A friend was out in the hills of Mexico, visiting with a shepherd. The shepherd’s flock was grazing quietly around them as they visited.
Suddenly, some unexpected noise startled the sheep and they began to flee from the imagined threat. They tore off down the hill and along the valley. My friend looked at the shepherd, expecting him to take some urgent measure to stop the stampede. Instead, the shepherd opened his lunch, sat down on a rock and began to eat.
My friend watched the sheep run further and further away and could not understand the calm attitude of the shepherd. He watched as the sheep became smaller and smaller in the distance, but he saw that they were slowing down.
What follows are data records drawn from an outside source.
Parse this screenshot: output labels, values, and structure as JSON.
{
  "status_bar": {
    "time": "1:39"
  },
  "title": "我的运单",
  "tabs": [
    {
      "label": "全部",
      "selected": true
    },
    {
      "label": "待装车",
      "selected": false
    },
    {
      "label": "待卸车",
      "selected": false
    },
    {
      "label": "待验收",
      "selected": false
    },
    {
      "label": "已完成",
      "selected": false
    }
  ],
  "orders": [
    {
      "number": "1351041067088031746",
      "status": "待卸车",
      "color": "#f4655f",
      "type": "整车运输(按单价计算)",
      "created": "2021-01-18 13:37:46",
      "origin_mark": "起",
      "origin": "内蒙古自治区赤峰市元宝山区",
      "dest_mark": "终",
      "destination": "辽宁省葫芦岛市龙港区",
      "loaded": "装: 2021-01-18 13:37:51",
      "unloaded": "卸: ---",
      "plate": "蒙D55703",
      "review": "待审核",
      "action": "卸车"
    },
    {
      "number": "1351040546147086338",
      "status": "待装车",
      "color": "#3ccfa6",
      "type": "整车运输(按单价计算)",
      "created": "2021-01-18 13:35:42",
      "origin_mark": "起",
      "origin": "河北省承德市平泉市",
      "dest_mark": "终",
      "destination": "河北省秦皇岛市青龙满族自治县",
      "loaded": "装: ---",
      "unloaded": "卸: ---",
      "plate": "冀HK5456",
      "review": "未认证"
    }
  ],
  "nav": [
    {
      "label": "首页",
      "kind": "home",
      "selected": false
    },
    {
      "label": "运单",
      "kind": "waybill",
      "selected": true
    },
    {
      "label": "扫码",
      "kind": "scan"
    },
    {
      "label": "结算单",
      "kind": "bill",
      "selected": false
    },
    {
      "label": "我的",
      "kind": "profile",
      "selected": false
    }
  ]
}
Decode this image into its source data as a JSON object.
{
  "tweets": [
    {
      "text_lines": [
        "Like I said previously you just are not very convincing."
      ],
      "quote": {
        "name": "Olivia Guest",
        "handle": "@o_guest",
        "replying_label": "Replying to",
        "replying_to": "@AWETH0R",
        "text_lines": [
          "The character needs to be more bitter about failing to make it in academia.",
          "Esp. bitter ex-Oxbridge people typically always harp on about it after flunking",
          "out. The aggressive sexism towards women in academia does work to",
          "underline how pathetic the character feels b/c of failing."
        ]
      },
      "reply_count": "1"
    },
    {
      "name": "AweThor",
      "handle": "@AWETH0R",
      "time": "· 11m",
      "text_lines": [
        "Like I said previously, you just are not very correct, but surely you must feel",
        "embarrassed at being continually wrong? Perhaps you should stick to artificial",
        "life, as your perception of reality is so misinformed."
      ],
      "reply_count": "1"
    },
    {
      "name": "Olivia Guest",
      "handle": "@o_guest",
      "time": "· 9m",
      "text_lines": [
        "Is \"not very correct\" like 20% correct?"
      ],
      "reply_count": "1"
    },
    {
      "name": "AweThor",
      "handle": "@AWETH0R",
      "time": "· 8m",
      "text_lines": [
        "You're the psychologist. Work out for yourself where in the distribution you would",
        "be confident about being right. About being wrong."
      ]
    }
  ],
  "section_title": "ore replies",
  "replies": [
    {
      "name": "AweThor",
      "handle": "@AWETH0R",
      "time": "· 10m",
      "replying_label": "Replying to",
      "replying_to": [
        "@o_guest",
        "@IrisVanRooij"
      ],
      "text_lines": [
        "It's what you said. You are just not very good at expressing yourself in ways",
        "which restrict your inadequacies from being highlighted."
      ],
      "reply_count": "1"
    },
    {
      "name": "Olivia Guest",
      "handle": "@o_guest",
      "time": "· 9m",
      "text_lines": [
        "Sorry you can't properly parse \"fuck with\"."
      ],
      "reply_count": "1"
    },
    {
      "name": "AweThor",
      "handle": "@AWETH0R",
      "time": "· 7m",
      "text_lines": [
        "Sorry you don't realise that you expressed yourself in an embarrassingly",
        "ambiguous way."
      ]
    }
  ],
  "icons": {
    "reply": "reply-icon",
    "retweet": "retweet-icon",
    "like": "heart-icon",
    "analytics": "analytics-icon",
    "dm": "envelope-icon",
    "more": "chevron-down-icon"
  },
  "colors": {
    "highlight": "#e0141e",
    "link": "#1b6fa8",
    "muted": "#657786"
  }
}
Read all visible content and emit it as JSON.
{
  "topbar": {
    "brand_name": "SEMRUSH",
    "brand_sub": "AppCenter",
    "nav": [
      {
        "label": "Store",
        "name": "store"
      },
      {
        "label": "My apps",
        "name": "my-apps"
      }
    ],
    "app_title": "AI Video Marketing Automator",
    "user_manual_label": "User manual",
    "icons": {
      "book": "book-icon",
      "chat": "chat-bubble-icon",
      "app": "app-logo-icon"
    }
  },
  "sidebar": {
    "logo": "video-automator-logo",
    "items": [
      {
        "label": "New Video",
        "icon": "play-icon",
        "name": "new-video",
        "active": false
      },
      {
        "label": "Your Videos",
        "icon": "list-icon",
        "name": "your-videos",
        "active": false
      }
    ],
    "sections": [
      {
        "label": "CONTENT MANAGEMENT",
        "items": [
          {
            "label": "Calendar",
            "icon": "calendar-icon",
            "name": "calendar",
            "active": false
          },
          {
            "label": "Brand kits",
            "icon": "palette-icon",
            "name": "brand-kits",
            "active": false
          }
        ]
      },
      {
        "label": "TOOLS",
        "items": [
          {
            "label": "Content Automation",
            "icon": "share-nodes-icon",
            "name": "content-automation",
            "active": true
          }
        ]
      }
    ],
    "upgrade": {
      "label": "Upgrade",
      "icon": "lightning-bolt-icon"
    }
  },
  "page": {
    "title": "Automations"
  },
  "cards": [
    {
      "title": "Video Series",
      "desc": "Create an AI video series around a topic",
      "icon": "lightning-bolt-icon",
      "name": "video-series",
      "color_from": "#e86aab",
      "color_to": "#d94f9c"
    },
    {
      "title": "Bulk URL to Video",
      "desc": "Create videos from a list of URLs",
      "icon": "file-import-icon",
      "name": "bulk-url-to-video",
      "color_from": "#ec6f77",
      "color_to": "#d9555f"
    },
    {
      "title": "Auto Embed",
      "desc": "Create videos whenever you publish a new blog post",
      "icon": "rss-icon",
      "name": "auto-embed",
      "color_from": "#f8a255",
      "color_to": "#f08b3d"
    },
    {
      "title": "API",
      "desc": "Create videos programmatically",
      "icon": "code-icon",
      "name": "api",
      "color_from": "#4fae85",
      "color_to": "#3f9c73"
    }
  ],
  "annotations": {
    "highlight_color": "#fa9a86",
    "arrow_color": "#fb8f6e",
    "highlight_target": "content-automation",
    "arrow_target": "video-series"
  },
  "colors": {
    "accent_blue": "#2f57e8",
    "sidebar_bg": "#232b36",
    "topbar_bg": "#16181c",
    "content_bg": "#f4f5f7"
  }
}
Finally, it seemed that they had stopped and started to mill around, not knowing what to do next.
Now the shepherd put away his lunch, stood on top of the rock and began to call the sheep. They turned toward the familiar voice of their shepherd and slowly began to walk back. After awhile they were all back on the hillside, calmly grazing near their shepherd once again.
“You see,” the shepherd told my friend, “if I had begun to yell and run after them waving my rod, they would have been even more frightened. And they would have been scared of me. I knew that when they were quiet enough to hear my voice they would respond to my call.”
In the gospel of John, chapter 10, verse 14, Jesus says, “I am the good shepherd, and know my sheep, and am known of mine.”
We have loved ones who are running away from the good shepherd and sometimes we wonder why He doesn’t do something more powerful and dramatic to call them back. Perhaps he does and they misunderstand what is happening. We don’t have any guarantee that they will turn around. But we can trust that there will be a time, perhaps many times, while the other noises around them are quiet for a moment, when the good shepherd will call them. They can choose to ignore that call, but they will know that it is His voice.
Thank you for writing this! It will be a help through a very difficult time in my life.
Thank you Lisa. May you find the strength you need in the grace of God.